Spionaggio, i russi arrestano un americano

Bruno Cirelli
Gennaio 3, 2019

"Abbiamo richiesto questo accesso e ci aspettiamo che le autorità russe forniscano", ha detto il portavoce, senza fornire dettagli sui motivi della sua detenzione.

In una breve dichiarazione, l'agenzia delle note Russia del Servizio di Sicurezza Federale arrestato un cittadino americano di nome Paul Whelan a Mosca il venerdì.

Il presidente russo Vladimir Putin è arrivato a Magnitogorsk dove, questa mattina, un'esplosione per fuga di gas in un immobile residenziale ha causato la morte di almeno 4 persone e decine di dispersi. Per ora, non sono state date altre informazioni sulle ragioni dell'arresto, ma in molti hanno parlato di una possibile relazione con la condanna negli Stati Uniti di Maria Butina, una donna russa che si è dichiarata colpevole di aver cospirato contro gli Stati Uniti per conto della Russia.

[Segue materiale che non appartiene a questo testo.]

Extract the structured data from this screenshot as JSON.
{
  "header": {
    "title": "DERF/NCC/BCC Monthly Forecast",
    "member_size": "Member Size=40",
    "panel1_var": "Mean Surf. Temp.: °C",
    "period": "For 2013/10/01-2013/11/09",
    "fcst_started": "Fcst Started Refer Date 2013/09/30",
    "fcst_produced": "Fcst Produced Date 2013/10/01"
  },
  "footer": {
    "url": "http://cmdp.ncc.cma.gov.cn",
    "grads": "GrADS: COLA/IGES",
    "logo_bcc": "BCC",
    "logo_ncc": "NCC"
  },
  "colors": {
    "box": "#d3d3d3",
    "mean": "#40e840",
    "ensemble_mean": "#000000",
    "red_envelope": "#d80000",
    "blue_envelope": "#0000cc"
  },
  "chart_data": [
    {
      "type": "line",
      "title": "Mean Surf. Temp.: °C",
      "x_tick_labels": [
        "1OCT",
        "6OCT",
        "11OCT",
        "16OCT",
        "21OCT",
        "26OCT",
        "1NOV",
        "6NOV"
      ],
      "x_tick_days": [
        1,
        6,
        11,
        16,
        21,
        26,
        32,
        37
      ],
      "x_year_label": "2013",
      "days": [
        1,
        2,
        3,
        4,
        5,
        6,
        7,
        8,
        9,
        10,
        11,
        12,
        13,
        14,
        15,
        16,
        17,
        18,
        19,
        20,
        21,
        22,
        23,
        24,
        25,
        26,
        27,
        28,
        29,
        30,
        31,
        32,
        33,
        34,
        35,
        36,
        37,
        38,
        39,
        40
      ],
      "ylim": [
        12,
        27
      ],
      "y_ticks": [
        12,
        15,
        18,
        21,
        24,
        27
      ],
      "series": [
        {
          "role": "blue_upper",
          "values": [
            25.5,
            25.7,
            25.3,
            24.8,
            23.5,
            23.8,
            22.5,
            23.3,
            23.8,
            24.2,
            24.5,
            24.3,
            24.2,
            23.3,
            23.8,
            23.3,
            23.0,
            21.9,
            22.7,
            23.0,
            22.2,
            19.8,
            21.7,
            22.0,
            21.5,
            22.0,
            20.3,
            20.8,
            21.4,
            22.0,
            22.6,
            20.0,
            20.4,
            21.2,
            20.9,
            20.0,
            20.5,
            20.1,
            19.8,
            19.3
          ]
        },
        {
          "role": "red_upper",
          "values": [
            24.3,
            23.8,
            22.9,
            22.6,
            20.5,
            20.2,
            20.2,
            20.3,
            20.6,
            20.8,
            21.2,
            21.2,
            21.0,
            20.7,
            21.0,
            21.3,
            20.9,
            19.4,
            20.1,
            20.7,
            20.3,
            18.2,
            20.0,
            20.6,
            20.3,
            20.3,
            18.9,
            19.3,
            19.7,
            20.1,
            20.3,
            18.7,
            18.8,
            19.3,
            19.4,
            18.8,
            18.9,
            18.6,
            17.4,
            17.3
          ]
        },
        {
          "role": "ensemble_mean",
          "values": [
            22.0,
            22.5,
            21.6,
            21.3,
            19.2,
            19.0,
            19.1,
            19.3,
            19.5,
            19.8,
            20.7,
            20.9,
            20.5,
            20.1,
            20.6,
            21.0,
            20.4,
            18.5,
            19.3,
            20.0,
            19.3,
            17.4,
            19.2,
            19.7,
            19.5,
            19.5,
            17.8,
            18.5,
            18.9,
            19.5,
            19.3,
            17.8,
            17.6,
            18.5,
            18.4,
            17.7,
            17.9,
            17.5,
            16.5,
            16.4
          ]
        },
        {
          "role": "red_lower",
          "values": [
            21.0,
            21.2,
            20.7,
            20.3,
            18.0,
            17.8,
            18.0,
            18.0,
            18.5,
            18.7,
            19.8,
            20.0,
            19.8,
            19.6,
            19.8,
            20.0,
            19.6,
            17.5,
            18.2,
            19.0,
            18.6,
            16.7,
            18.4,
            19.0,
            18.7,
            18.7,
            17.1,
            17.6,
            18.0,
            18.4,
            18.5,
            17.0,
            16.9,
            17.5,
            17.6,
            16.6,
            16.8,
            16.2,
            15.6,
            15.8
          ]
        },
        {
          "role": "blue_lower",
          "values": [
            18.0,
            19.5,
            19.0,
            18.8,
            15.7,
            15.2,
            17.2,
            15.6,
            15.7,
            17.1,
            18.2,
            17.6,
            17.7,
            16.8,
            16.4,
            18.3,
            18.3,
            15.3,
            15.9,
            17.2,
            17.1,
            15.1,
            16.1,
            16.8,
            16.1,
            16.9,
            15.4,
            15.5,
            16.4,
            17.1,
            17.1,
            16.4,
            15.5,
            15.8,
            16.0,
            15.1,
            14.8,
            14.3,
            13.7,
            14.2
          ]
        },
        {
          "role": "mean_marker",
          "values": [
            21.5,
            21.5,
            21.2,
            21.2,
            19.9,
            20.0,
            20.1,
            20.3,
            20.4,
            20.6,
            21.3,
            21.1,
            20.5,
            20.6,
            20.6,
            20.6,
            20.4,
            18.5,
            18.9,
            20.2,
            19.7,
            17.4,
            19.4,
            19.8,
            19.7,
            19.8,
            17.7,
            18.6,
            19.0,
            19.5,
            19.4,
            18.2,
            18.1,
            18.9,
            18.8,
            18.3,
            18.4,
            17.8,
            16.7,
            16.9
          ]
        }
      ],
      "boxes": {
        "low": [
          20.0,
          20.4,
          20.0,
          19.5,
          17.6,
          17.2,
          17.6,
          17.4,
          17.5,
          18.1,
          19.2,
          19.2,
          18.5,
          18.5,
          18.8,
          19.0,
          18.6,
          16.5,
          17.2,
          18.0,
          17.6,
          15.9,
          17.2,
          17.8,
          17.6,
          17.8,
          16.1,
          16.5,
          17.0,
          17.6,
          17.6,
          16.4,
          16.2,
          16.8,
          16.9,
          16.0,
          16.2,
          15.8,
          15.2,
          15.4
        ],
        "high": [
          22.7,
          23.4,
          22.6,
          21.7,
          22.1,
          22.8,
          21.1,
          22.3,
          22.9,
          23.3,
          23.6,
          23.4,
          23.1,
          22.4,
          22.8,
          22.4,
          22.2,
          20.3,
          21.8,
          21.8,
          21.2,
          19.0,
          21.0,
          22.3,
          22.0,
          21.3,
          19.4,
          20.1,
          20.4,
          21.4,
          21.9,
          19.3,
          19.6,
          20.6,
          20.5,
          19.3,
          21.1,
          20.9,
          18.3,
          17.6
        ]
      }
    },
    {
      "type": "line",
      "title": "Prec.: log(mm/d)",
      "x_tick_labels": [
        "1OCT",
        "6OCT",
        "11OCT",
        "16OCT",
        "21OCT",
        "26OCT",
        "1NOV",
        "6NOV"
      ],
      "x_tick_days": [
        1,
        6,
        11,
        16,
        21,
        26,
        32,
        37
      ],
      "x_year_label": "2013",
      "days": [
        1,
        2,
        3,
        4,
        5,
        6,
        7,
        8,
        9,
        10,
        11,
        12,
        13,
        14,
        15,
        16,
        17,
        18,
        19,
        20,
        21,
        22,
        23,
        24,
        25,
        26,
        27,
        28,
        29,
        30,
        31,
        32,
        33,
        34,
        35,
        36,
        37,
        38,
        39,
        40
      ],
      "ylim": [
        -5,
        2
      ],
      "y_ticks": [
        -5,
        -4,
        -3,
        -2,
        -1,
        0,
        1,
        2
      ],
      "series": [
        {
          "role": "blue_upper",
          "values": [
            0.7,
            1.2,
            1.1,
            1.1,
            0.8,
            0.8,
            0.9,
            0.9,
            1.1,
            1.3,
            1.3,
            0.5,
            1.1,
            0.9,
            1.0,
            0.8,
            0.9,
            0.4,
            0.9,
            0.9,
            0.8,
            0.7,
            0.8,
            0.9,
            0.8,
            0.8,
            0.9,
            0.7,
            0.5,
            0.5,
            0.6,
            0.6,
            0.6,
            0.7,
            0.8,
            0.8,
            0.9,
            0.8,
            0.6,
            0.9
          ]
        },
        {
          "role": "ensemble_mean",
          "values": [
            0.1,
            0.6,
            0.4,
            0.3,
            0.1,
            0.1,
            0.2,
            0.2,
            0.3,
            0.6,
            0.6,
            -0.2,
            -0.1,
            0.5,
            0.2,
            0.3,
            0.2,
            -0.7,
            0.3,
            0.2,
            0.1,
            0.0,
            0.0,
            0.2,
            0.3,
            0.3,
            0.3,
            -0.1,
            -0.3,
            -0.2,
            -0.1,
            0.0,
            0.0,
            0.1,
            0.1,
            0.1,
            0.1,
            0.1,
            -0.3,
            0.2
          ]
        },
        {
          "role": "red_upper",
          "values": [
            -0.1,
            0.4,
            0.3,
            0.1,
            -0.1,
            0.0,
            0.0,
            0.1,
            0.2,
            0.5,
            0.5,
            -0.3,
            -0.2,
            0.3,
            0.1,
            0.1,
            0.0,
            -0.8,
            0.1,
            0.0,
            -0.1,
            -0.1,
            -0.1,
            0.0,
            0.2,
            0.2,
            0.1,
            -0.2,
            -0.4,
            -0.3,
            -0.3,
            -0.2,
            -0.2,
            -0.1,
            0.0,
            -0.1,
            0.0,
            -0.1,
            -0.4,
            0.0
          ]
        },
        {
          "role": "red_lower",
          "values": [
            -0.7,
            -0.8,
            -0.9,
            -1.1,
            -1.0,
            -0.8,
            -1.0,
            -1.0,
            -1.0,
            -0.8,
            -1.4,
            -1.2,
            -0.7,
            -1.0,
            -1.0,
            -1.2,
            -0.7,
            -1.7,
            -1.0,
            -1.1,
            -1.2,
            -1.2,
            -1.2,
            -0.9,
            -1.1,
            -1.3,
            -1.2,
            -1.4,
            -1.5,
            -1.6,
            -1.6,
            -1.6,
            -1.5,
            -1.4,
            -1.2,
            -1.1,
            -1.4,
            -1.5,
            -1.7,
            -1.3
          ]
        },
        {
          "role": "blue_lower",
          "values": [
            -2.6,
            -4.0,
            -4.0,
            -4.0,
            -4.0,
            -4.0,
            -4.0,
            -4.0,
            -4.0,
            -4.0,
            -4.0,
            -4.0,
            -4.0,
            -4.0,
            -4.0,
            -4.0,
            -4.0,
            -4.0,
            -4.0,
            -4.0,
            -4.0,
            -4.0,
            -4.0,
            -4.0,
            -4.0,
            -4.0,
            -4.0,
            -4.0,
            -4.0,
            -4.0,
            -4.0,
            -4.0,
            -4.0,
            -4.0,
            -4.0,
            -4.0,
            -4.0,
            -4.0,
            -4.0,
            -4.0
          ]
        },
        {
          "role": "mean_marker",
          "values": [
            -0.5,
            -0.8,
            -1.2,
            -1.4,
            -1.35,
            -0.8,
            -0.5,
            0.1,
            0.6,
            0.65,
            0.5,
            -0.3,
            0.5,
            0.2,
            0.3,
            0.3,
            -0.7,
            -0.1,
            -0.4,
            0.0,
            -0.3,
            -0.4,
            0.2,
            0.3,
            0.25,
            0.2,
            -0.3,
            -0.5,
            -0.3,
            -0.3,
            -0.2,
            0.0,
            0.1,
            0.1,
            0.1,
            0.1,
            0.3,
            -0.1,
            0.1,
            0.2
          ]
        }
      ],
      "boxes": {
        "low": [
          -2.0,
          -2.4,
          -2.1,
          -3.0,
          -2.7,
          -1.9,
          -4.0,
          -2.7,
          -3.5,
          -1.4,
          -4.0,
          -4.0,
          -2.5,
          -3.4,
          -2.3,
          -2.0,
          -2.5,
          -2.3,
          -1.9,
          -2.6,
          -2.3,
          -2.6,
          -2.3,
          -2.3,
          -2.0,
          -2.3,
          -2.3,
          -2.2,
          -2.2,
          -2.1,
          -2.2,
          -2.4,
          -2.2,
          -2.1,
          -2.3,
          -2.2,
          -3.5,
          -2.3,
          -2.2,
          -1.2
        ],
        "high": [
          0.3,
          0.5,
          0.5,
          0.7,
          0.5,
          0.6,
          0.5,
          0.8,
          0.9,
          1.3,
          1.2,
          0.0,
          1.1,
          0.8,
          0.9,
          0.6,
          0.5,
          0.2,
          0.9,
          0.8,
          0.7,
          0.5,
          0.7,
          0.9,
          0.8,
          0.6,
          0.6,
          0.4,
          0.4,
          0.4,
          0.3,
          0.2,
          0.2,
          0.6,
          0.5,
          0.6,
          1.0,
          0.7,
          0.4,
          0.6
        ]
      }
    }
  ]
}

Whelan, 48 anni, è un ex membro dei Marines che da quando aveva lasciato l'esercito lavorava come responsabile della sicurezza aziendale per una società del settore automobilistico di Detroit. Whelan - che alloggiava al Metropol hotel di Mosca - non era più stato in contatto con nessuno della sua famiglia dalle 5 di pomeriggio di venerdì 28 dicembre.

Quest'ultimo episodio si inserisce in un periodo molto molto teso tra Mosca e Washington, con accuse reciproche di spionaggio. E' stata formalmente avviata un'indagine per spionaggio.